The Jews, we well know, run Hollywood. But even the most unreconstructed anti-Semitic conspiracy theorist probably would never had anticipated a year like this at Sunday’s Academy Awards: three Jewish-themed films (“Inglorious Basterds,” “A Serious Man” and “An Education”) vying for the Best Picture nod and an Israeli contender (“Ajami”) up for Best Foreign Language Film.
Topping the Jewish favorites list is Quentin Tarantino’s brutal counterfactual fantasy in which the Jews get all sadistic and the Nazis get scalped.
No less a Jewish authority than the chancellor of the Jewish Theological Seminary, Arnold Eisen, has sung the movie’s praises following a December screening at the Conservative movement flagship institution. And the national director of the Anti-Defamation League, Abraham Foxman, has said the film is deserving of the Oscar nod.
“Employing drama, comedy and romance with the quintessential Quentin Tarrantino touch, the film is entertaining, yet thought-provoking,” Foxman wrote in the Huffington Post last month.
The ADL also has proffered its thoughts on “An Education,” which features an older, somewhat lecherous Jewish man salivating over the sexual charms of a much younger gentile woman. Some commentators have questioned whether it crosses the line into anti-Semitism, but the ADL is seeking to assure audiences that the film is clean.
“There is nothing in the film to suggest that the main character represents Jews as a whole or even some Jews,” the league said in a statement.
Similar quibbles could be raised about “A Serious Man,” the latest work from the consummate Jewish filmmakers Joel and Ethan Coen. The story of the hapless Larry Gopnik, a long-suffering physics professor who tries to do right and finds himself thwarted at every turn, it may well be the most deeply Jewish mainstream film ever made. Its cultural references are so parochial, so frequent — and in some cases, so obscure — that all but the most Jewishly literate viewers missed more than a few of them.

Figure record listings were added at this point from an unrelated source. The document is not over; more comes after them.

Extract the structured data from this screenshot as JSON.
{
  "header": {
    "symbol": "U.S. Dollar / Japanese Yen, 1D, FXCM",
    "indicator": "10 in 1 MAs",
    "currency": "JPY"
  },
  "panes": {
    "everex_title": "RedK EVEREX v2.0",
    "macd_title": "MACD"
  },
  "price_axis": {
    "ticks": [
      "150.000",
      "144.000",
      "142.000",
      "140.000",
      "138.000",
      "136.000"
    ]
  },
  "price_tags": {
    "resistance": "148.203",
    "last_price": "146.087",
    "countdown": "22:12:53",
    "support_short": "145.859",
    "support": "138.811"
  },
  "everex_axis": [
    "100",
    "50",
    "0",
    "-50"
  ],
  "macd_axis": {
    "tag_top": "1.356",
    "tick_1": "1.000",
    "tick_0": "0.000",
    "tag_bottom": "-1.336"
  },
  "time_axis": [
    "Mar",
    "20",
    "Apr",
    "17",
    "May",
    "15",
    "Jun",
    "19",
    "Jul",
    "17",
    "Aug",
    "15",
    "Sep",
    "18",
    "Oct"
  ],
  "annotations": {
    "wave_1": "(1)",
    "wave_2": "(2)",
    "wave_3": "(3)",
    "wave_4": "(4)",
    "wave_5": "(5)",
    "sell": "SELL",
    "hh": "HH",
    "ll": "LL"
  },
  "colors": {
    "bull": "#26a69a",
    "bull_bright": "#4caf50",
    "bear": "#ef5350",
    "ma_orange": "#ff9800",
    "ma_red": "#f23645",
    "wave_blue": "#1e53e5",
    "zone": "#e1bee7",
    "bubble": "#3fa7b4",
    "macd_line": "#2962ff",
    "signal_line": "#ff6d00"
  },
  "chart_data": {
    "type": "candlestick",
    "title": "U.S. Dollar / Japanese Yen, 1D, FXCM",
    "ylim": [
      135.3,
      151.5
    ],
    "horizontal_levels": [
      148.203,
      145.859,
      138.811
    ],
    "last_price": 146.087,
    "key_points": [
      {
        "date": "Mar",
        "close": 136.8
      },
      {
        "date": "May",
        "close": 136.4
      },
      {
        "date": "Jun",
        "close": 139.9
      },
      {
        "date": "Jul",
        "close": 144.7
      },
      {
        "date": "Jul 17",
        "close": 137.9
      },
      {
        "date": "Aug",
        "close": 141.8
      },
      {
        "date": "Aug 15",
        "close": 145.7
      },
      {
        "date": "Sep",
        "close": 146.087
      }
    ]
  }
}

Eulogizing the departed Sy Ableman, the overweight shmuck who steals Larry’s wife in the film, the rabbi exclaims, “Where does such a man go? A ‘tzaddik’ — who knows, maybe even a ‘lamed vavnik’ — a man beloved by all.”
The Jewish state may finally claim its first Academy Award with Scandar Copti and Yaron Shani’s “Ajami.”
Following the nomination of “Beaufort” in 2008 and “Waltz With Bashir” last year the nomination of “Ajami” is further evidence that Israeli cinema has arrived.
It may also show that Copti and Shani are continuing to push Israeli films away from the political drama that has been the local film community’s bread-and-butter topic for decades.
“Copti and Shani are preoccupied with human dynamics far more than political or social ones; if issues like military policy and economic inequality are present at all, it’s simply as part of the cinematic furniture,” Steven Zeitchik wrote in the Los Angeles Times.
Which may be just as well, for if there’s anything that the Best Picture nominees illustrate, it’s that hand wringing about “what it all means” and whether it’s “good for the Jews” is seemingly destined to remain an indelible feature of Jewish movie-going.